Kha-Hotep steered the barge to a landing, and Cam swiftly tied it to the mooring. Once the rowers banked their oars, they immediately slumped forward, unconscious.
“When they wake up, we’re going to need to feed them—a lot,” DeMetta said. “They deserve medals. For now, just let them sleep.”
The six of them ascended the stone steps to the street level. DeMetta stopped just before the final step, a concerned look on his face.
“Wait,” he said. “There’s something—”
Thick fishing nets, weighted with heavy stone sinkers, came flying overhead, entangling them on the steps.
“Seize them!”
“Quick, kill him!”
Those shouts and more were followed by a crowd, armed and angry. The closest assailant ran up brandishing a boat hook like a spear. DeMetta couldn’t even raise an arm to defend himself as the attacker lunged at him, but the fatal blow never landed. Inst
ead, the would-be spearman stiffened and fell backward, the barbed pole clattering to the flagstones.

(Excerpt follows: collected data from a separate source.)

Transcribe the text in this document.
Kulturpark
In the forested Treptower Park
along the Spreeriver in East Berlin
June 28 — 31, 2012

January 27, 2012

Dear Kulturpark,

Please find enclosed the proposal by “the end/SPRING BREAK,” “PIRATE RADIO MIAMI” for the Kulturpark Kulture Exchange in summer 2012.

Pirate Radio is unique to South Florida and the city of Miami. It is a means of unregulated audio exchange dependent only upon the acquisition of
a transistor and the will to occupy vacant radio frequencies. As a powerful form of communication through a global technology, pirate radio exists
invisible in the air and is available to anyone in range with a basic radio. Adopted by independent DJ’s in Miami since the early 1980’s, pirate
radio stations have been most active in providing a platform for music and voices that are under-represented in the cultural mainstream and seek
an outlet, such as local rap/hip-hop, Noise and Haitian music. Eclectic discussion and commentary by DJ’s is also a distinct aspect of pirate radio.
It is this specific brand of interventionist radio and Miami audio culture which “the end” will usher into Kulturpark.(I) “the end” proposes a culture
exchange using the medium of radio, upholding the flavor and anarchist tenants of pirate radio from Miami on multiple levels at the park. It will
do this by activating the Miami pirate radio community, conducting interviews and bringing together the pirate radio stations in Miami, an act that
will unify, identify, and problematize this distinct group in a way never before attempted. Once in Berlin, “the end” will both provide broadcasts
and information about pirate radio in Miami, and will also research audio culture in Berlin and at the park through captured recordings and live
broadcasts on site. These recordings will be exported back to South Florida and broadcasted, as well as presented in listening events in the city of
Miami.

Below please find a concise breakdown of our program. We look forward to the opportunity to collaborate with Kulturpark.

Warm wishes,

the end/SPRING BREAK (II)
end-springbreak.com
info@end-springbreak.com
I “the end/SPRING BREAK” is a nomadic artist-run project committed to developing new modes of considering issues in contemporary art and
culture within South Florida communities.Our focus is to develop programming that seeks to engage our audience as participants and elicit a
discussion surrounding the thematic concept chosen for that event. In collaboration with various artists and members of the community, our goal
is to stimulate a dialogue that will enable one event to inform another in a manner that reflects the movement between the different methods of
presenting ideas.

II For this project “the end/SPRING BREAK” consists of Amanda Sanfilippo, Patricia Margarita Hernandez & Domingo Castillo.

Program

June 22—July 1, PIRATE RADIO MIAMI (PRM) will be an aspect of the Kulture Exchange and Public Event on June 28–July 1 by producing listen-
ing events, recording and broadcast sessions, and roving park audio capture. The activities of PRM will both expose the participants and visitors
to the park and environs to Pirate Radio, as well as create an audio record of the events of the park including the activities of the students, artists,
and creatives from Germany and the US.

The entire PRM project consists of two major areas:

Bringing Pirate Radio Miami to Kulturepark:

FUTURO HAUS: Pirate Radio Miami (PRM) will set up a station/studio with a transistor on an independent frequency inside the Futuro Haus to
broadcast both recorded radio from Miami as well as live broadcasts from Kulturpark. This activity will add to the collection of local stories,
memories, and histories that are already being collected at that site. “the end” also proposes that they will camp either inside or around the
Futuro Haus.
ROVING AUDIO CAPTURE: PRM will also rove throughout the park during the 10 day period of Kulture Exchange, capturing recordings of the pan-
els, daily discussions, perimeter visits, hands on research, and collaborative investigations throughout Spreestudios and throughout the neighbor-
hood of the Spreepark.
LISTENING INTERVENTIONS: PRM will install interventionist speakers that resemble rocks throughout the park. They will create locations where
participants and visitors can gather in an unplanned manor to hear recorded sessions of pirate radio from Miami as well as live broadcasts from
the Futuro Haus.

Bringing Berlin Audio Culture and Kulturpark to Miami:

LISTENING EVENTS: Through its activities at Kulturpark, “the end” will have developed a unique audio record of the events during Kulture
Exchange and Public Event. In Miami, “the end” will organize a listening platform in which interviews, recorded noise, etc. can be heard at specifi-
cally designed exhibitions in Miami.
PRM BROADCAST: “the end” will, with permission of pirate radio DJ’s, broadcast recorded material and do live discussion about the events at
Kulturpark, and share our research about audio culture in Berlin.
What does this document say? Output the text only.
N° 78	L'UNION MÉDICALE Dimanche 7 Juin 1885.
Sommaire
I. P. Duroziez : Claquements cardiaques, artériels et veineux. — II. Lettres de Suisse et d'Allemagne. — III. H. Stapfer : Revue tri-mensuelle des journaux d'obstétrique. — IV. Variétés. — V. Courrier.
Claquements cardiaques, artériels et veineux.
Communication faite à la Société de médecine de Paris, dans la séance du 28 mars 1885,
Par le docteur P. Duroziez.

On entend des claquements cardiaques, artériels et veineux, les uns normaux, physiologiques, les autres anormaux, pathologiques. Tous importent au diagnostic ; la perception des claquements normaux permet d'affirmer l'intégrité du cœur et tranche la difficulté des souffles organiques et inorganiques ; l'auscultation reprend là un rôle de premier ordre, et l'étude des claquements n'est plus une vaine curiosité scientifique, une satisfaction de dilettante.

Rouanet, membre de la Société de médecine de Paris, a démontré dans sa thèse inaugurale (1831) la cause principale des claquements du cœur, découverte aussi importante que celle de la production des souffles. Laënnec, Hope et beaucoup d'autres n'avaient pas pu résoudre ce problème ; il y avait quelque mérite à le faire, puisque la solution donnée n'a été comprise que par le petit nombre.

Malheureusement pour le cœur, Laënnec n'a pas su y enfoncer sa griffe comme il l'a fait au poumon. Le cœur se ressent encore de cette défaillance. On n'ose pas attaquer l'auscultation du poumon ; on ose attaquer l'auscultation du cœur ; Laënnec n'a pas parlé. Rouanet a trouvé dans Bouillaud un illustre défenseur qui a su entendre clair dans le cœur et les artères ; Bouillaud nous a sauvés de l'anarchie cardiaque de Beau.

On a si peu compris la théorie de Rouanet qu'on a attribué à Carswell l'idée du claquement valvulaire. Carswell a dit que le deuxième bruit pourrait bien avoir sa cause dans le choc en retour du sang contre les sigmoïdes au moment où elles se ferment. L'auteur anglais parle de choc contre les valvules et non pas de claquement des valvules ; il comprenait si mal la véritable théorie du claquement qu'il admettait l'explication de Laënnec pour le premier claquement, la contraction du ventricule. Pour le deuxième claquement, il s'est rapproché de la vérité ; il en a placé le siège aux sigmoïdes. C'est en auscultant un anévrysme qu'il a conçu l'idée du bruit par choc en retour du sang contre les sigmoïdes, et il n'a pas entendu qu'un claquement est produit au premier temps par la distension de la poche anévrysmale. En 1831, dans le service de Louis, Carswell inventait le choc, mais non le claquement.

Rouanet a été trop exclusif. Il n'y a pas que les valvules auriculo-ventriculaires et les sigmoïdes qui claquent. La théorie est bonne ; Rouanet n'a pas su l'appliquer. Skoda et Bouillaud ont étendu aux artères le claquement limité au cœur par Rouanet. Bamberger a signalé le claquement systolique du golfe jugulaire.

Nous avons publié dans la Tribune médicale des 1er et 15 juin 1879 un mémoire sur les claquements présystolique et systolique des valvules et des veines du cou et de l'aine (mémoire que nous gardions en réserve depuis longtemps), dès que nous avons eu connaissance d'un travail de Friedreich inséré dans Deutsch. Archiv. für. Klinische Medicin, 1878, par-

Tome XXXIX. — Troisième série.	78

Two more attackers were right behind, clubs raised, but they abruptly stopped in their tracks and crumpled as well. At that the leader of the mob, a grizzled old fisherman, suddenly froze with a blank look on his face, then raised his hands.
“Stop!” he shouted in a commanding voice. The other attackers halted, confused and frightened. “This man is not János Mehta,” he pronounced. “This is his twin brother, come to destroy him. We must offer him and his companions all our help!”
The crowd’s attitude flipped at once, and they rushed forward to help pull the heavy netting off of the prisoners. The trio of stunned attackers began to move, sitting up and rubbing their heads. That was when Amber realized that all three were teenaged girls. The small gang was composed entirely of young boys, adolescent girls, and old men—all slaves and street urchins.
She looked at DeMetta, impressed. He raised an eyebrow.
“Keep practicing, and you’ll be able to do that.”
* * *
“No sense in triggering further attacks.” DeMetta borrowed a short cloak from one of their erstwhile attackers to use as a concealing hood. Then the gang of defenders led them out of the square inner harbor they called Kibotos, “the Box,” and past the rows of warehouses, the old arsenal fort and the Heptastadion causeway, down to the open-air agora marketplace.
The wide city square was bustling with women and girls, the elderly, and young boys. It looked to be everyone who couldn’t fight with the army outside the gates, but was still able-bodied enough to pitch in, making preparations for the defense of the city.
Amber was surprised to see three big army transport trucks parked in a row.
“Amber! Cam!” Nellie’s voice rang out from near the trucks, and she ran across the wide-open space to grab them both up in a hug. She didn’t bother trying to hide tears of joy and neither did Amber.
“My daring girl, my Celtic prince. Look at you both!”